Is it that students now come to college less studious and well prepared and therefore must be remediated intensively so as to graduate with properly elevated skills and college-level knowledge?

Or is it that the world of learning has expanded so rapidly that more academic material must be packed into denser curricula, or that success in post-collegiate life now demands comprehension of more data and disciplines?

Perhaps, more generally, it’s that we now recognize that college has a broader mission to effect in the lives of students than we have formerly assumed. Once there were just two defined categories of collegiate activities: the curricular and the extracurricular. There were academic programs and there were recreational programs in athletics, arts, and leisure pursuits.

Nowadays, a third activity category has developed: the “co-curricular,” which intends generally to address the development of students’ moral and civic character, preparing them to be “responsible leaders” and “global citizens,” particularly through engagement in “service learning” programs and volunteer involvements in off-campus communities and causes.

In this regard, Rollins has recently garnered an award for being a top “engaged college.”

But is there even more neediness in our students still to be addressed, and properly the mission of higher education?

What comes most immediately to my mind is the idea of wisdom, defined (by philosopher Nicholas Maxwell) as “the realization of what is of value, to ourselves and others.”

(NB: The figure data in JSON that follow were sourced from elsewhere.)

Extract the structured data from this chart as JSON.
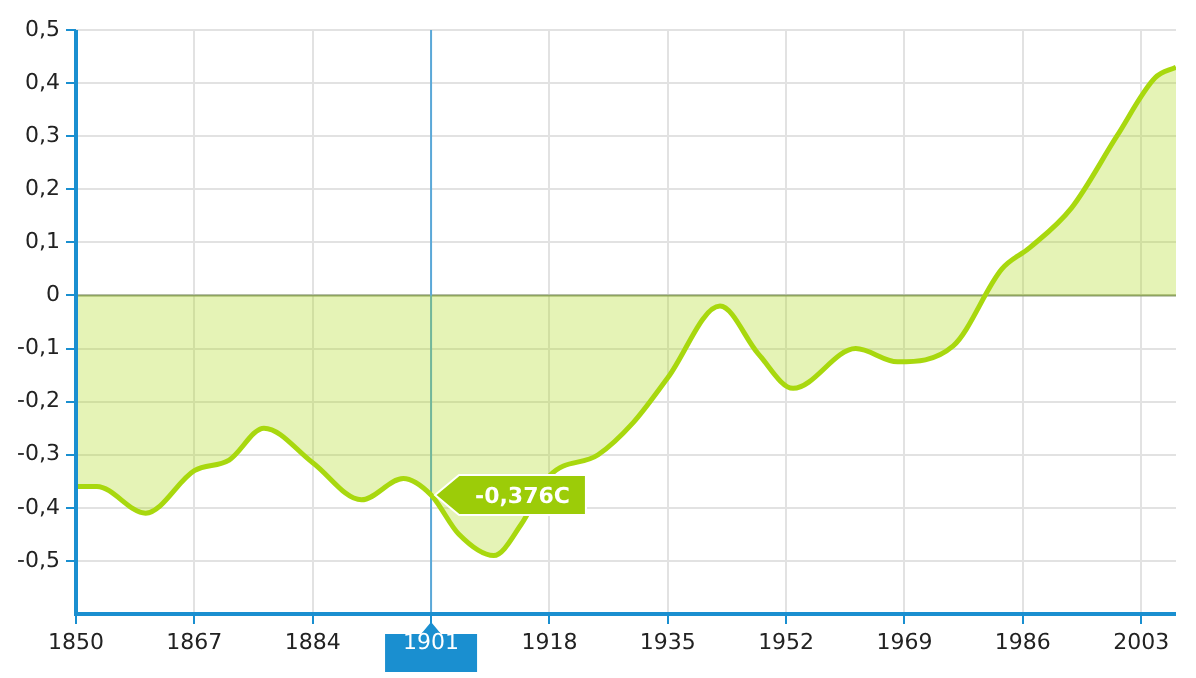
{
  "chart_data": {
    "type": "area",
    "x": [
      1850,
      1853,
      1860,
      1867,
      1872,
      1877,
      1884,
      1891,
      1897,
      1901,
      1905,
      1910,
      1914,
      1918,
      1925,
      1930,
      1935,
      1942.5,
      1948,
      1953,
      1962,
      1968,
      1976,
      1983,
      1987,
      1993,
      1999.5,
      2005,
      2008
    ],
    "series": [
      {
        "color": "#a8d80e",
        "values": [
          -0.36,
          -0.36,
          -0.41,
          -0.33,
          -0.31,
          -0.25,
          -0.315,
          -0.385,
          -0.345,
          -0.376,
          -0.45,
          -0.49,
          -0.43,
          -0.34,
          -0.3,
          -0.24,
          -0.155,
          -0.02,
          -0.11,
          -0.175,
          -0.1,
          -0.125,
          -0.095,
          0.05,
          0.09,
          0.165,
          0.3,
          0.41,
          0.43
        ]
      }
    ],
    "xlim": [
      1850,
      2008
    ],
    "xticks": [
      1850,
      1867,
      1884,
      1901,
      1918,
      1935,
      1952,
      1969,
      1986,
      2003
    ],
    "ylim": [
      -0.6,
      0.5
    ],
    "yticks": [
      {
        "value": 0.5,
        "label": "0,5"
      },
      {
        "value": 0.4,
        "label": "0,4"
      },
      {
        "value": 0.3,
        "label": "0,3"
      },
      {
        "value": 0.2,
        "label": "0,2"
      },
      {
        "value": 0.1,
        "label": "0,1"
      },
      {
        "value": 0,
        "label": "0"
      },
      {
        "value": -0.1,
        "label": "-0,1"
      },
      {
        "value": -0.2,
        "label": "-0,2"
      },
      {
        "value": -0.3,
        "label": "-0,3"
      },
      {
        "value": -0.4,
        "label": "-0,4"
      },
      {
        "value": -0.5,
        "label": "-0,5"
      }
    ],
    "grid": true,
    "legend": false,
    "ref_lines": [
      {
        "axis": "y",
        "value": 0,
        "color": "#8a9a70"
      },
      {
        "axis": "x",
        "value": 1901,
        "color": "#5aa8d8"
      }
    ],
    "annotations": [
      {
        "text": "-0,376C",
        "x": 1901,
        "y": -0.376
      }
    ]
  }
}
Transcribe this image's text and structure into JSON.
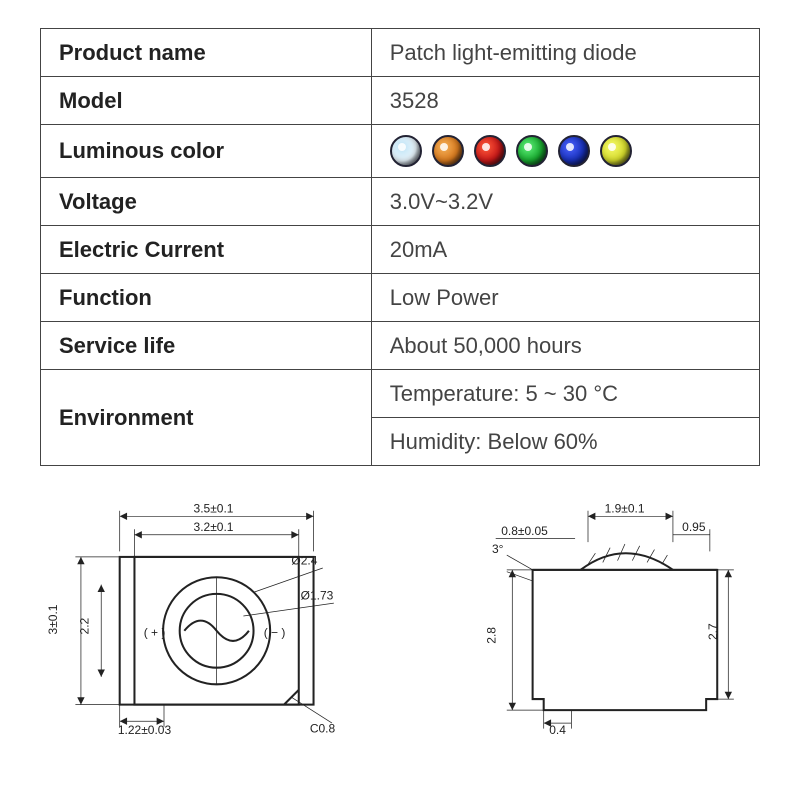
{
  "spec_table": {
    "columns": [
      "label",
      "value"
    ],
    "rows": [
      {
        "label": "Product name",
        "value": "Patch light-emitting diode",
        "type": "text"
      },
      {
        "label": "Model",
        "value": "3528",
        "type": "text"
      },
      {
        "label": "Luminous color",
        "type": "leds",
        "led_colors": [
          {
            "fill": "#e8f4fb",
            "glow": "#bfe4f7"
          },
          {
            "fill": "#d87a1e",
            "glow": "#f4b15a"
          },
          {
            "fill": "#c81818",
            "glow": "#ff5a3a"
          },
          {
            "fill": "#17a82e",
            "glow": "#5ff07a"
          },
          {
            "fill": "#1830b8",
            "glow": "#4a62ff"
          },
          {
            "fill": "#d2d82a",
            "glow": "#f6fb6a"
          }
        ]
      },
      {
        "label": "Voltage",
        "value": "3.0V~3.2V",
        "type": "text"
      },
      {
        "label": "Electric Current",
        "value": "20mA",
        "type": "text"
      },
      {
        "label": "Function",
        "value": "Low Power",
        "type": "text"
      },
      {
        "label": "Service life",
        "value": "About 50,000 hours",
        "type": "text"
      },
      {
        "label": "Environment",
        "value": "Temperature: 5 ~ 30 °C",
        "type": "text",
        "rowspan_label": 2
      },
      {
        "label": "",
        "value": "Humidity: Below 60%",
        "type": "text",
        "merge_up": true
      }
    ],
    "label_fontweight": 700,
    "value_fontweight": 400,
    "fontsize": 22,
    "border_color": "#444444",
    "text_color": "#333333"
  },
  "diagram_top": {
    "dims": {
      "outer_w": "3.5±0.1",
      "inner_w": "3.2±0.1",
      "d1": "Ø2.4",
      "d2": "Ø1.73",
      "h_outer": "3±0.1",
      "h_inner": "2.2",
      "pad": "1.22±0.03",
      "chamfer": "C0.8",
      "plus": "( + )",
      "minus": "( − )"
    },
    "colors": {
      "stroke": "#222222",
      "bg": "#ffffff"
    }
  },
  "diagram_side": {
    "dims": {
      "top_w": "1.9±0.1",
      "right_step": "0.95",
      "lens_h": "0.8±0.05",
      "angle": "3°",
      "body_h": "2.8",
      "overall_h": "2.7",
      "foot": "0.4"
    },
    "colors": {
      "stroke": "#222222",
      "bg": "#ffffff"
    }
  }
}
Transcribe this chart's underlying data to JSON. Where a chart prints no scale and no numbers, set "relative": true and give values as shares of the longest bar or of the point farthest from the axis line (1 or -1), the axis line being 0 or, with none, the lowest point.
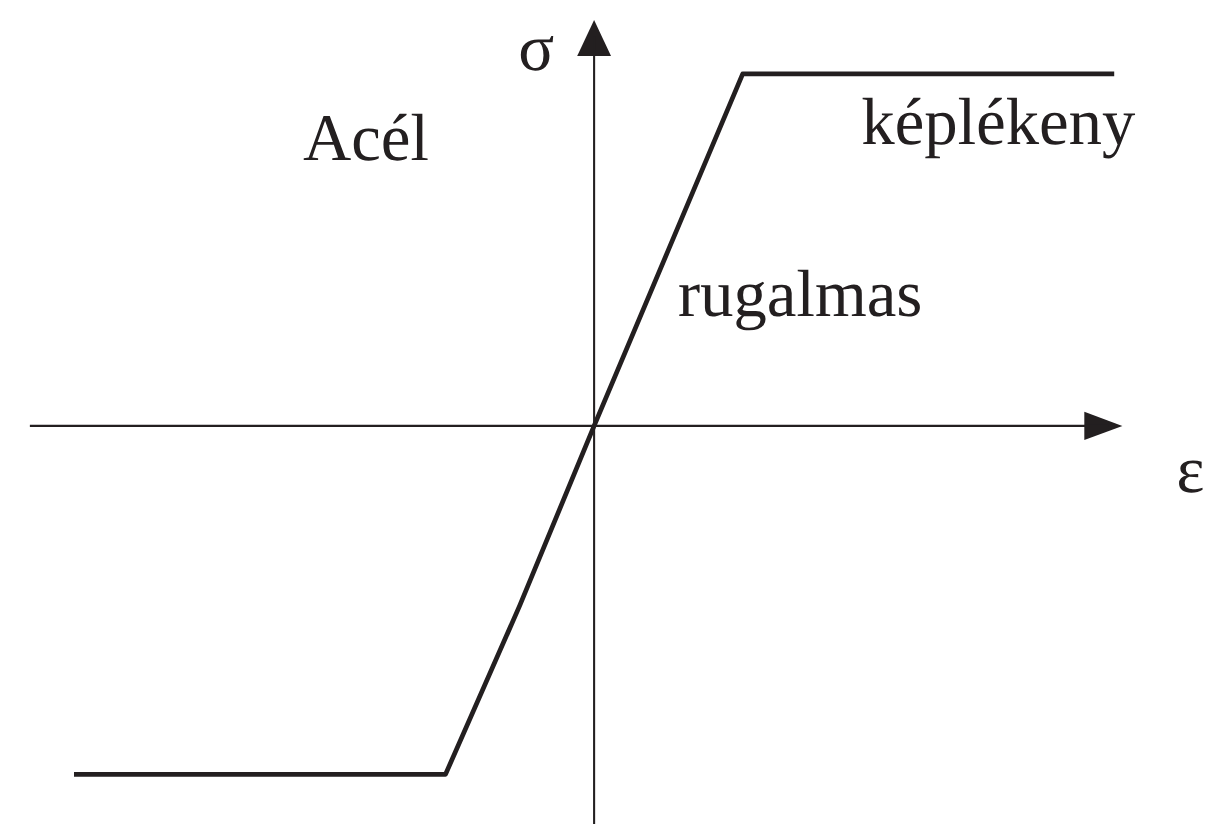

It may even be said that the highest aim of life and higher education is the attainment of wisdom. In fact, a recent distinguished visiting scholar at Rollins, Copthorne Macdonald, claimed just that in his lecture to the college.

Even though old age is no guarantee of growing wise, our inquiry into what is truly valuable ought to begin in college, if not sooner, for it is the growing need of all of us in this increasingly perilous world to wise up.